Treatment is given by default, with nobody taking responsibility for deciding whether or not treatment is in the person’s best interests.
Most families tell me that doctors have actually never asked them about whether the person would want to receive CANH.
Sometimes this is because doctors don’t think it’s their place to raise questions about a feeding tube decided upon by a different doctor earlier in the patient’s medical care.
Sometimes it’s because they are afraid of upsetting the family by even mentioning that CANH could be withdrawn.
Sometimes it’s because they have conscientious objections to withdrawing CANH.
I recently attended a formal best interests meeting with family members where two doctors refused to discuss withdrawing CANH on the grounds that it would be “unethical” and “equivalent to euthanasia”.
I’m really pleased that the guidance emphasises the importance of doctors taking responsibility for making best interests decisions about CANH. It says families must be told the name of the doctor who is the ‘decision-maker’, and that decisions about CANH must be reviewed regularly.
It also requires doctors with conscientious objections to CANH-withdrawal to declare their views and to hand the care of the patient over to colleagues. This is really important for ensuring that decisions are made in the patient’s best interests — explicitly and transparently.
2. Doctors must put the person’s wishes at the centre of decision-making
The guidance sends a powerful message: Decisions about CANH need to put the patient’s own values and wishes centre stage. The decision-maker should aim to make the decision that the patient themselves would have made in this situation.
In the past, I have watched doctors make decisions based on their own values and wishes, ignoring the attempts of families to convey what the person might have wanted.
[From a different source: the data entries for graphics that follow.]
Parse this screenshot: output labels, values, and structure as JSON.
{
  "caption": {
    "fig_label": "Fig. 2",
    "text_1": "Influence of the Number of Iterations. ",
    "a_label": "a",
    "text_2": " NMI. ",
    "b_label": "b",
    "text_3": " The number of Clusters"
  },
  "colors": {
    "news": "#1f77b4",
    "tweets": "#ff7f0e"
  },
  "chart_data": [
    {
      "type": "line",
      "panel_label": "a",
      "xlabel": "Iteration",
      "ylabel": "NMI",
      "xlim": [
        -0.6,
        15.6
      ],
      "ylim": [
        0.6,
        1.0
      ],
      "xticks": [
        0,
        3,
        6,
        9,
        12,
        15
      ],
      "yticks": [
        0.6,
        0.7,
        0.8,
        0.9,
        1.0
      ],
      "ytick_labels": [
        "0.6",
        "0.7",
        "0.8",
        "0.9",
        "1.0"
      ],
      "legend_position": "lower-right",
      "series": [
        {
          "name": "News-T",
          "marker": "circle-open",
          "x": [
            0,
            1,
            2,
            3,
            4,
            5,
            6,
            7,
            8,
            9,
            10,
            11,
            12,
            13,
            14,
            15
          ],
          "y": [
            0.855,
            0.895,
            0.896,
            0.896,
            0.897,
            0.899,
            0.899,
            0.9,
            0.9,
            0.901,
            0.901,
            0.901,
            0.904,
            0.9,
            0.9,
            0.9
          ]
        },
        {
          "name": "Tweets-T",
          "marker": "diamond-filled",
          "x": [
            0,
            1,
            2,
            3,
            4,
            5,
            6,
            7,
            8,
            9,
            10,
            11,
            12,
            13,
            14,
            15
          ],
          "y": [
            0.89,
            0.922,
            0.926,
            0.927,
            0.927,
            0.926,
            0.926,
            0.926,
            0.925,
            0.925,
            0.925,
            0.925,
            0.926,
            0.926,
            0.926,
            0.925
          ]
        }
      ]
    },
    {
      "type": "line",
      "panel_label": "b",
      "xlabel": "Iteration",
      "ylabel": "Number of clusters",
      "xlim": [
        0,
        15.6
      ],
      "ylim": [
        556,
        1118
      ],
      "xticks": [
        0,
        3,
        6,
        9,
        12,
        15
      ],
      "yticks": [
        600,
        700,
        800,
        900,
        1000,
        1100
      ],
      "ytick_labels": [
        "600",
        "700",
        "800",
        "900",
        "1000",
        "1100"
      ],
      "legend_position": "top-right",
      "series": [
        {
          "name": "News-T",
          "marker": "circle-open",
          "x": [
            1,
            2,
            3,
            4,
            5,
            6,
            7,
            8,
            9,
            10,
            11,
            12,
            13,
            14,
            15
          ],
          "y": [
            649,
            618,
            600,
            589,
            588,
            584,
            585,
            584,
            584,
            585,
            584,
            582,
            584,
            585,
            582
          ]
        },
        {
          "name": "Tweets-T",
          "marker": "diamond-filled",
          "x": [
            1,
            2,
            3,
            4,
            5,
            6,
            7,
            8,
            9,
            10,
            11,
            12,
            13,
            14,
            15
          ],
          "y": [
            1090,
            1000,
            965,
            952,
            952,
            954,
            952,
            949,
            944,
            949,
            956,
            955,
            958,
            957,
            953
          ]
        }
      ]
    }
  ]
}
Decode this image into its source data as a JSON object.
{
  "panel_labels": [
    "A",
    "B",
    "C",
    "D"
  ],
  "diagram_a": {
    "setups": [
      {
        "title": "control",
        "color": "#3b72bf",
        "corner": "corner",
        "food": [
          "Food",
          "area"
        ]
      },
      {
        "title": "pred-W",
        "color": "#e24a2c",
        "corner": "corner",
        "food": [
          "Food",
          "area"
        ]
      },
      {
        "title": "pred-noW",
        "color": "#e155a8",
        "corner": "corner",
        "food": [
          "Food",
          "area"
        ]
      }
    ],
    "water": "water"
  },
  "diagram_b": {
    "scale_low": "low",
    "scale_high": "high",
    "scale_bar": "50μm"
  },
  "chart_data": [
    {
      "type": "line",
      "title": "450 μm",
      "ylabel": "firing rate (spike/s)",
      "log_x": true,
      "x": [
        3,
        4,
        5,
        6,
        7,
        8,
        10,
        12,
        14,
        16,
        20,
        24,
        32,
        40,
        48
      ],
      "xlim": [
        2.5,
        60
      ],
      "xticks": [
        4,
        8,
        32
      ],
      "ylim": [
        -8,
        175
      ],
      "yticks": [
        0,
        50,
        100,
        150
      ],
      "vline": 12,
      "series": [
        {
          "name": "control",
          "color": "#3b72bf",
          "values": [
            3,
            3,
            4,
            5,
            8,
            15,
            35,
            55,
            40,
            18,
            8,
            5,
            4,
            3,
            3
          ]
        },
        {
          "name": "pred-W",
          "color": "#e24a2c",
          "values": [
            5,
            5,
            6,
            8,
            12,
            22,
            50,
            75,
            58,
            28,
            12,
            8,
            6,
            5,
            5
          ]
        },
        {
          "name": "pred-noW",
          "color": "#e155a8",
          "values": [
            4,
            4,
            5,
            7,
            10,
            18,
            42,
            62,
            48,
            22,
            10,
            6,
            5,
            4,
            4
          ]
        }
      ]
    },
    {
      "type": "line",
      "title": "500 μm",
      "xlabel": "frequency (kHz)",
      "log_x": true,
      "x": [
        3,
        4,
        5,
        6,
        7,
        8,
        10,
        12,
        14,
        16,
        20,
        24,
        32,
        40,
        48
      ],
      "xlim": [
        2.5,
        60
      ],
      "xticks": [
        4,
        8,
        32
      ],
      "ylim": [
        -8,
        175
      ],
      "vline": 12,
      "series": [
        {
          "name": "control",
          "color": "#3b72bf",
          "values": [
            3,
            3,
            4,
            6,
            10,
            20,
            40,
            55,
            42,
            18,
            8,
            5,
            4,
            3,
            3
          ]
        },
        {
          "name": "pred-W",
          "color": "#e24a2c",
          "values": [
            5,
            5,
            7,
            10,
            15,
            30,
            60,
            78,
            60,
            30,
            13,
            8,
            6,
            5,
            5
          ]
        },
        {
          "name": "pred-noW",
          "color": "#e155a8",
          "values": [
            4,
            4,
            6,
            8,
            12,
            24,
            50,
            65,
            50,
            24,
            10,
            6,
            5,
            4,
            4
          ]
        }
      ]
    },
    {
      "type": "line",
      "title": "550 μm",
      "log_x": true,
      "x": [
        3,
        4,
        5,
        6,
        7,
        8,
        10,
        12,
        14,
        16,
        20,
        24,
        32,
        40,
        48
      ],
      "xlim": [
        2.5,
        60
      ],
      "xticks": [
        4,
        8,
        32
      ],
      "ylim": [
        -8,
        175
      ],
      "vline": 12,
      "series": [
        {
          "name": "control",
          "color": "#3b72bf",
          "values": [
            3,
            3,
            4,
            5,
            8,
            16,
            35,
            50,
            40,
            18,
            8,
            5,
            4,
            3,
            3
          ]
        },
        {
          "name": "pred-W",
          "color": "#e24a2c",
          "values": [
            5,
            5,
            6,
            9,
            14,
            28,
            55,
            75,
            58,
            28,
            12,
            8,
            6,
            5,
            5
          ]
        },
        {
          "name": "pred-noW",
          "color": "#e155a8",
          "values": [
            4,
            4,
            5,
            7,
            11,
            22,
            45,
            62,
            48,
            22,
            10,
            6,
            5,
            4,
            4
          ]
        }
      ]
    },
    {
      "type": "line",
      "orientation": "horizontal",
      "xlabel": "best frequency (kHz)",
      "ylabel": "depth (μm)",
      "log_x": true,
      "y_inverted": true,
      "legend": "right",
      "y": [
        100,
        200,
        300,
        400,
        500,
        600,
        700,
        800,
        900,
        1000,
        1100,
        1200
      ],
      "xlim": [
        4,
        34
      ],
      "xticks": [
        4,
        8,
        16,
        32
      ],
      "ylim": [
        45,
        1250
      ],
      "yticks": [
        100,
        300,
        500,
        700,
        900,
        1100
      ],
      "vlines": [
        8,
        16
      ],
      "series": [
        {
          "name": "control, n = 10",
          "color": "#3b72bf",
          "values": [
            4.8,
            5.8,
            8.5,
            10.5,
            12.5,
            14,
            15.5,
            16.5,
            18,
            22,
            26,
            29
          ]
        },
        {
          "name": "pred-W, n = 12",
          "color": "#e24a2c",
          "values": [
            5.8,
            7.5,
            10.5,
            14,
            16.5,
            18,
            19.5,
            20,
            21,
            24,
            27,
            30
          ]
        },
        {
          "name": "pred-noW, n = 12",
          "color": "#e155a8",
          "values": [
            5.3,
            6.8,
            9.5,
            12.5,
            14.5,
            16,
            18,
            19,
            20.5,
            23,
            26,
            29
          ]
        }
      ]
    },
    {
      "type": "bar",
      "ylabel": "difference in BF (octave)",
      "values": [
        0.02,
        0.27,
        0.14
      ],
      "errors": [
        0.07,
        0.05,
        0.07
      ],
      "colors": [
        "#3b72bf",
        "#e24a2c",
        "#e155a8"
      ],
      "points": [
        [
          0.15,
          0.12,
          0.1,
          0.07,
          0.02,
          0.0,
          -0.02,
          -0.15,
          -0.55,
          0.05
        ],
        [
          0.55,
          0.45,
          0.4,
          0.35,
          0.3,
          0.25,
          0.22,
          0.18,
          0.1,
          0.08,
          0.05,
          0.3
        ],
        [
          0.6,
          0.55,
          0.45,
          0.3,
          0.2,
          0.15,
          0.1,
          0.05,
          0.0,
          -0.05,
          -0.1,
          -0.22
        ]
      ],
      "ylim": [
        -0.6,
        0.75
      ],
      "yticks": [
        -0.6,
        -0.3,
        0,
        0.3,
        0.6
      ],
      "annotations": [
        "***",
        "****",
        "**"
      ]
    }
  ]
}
I have seen doctors tell families that they have to wait for a year after the accident to get a diagnosis confirming that the vegetative state is “permanent” before they will consider withdrawing CANH.
I have watched a doctor say that someone with a diagnosis of the “minimally conscious state” must receive CANH for five years to see if they recover.
All of this is untrue — and has always been untrue.
The emphasis on diagnosis is misplaced — diagnosis matters only if the person themselves would have said something like, “if I’m in a vegetative state, I’d like you to wait for a year to see if it’s permanent before you withdraw treatment”. Some people might say this — but many wouldn’t.
What matters most is usually whether or not the person is (realistically) likely to regain the ability to recognise family and friends, or be able to communicate, or even live independently again. Will the person recover to a level that (for them) would be ‘quality of life’?
The new guidance tells doctors that they must ask the person’s family and friends what they think the person would have wanted.
For some people ‘sanctity of life’ is an important value and they’d want to continue receiving treatment that could extend their life no matter what. Others would be horrified at being kept alive once they were no longer able to make important decisions for themselves, or would not want their life extended artificially if they can no longer recognise and interact with people they love.
The main point here is that different people want different things, and the guidance makes it clear that the person’s wishes must be the main factor when doctors make such decisions about CANH. Of course sometimes there is disagreement about what the person would want, and then — if second opinions or mediation do not resolve things — the medical authorities need to apply to court so that a judge can decide.
Although it’s written for doctors, if you are a Health and Welfare Attorney for someone who is receiving CANH (or you think they should be), this guidance will help you too. There’s also a booklet for family and friends.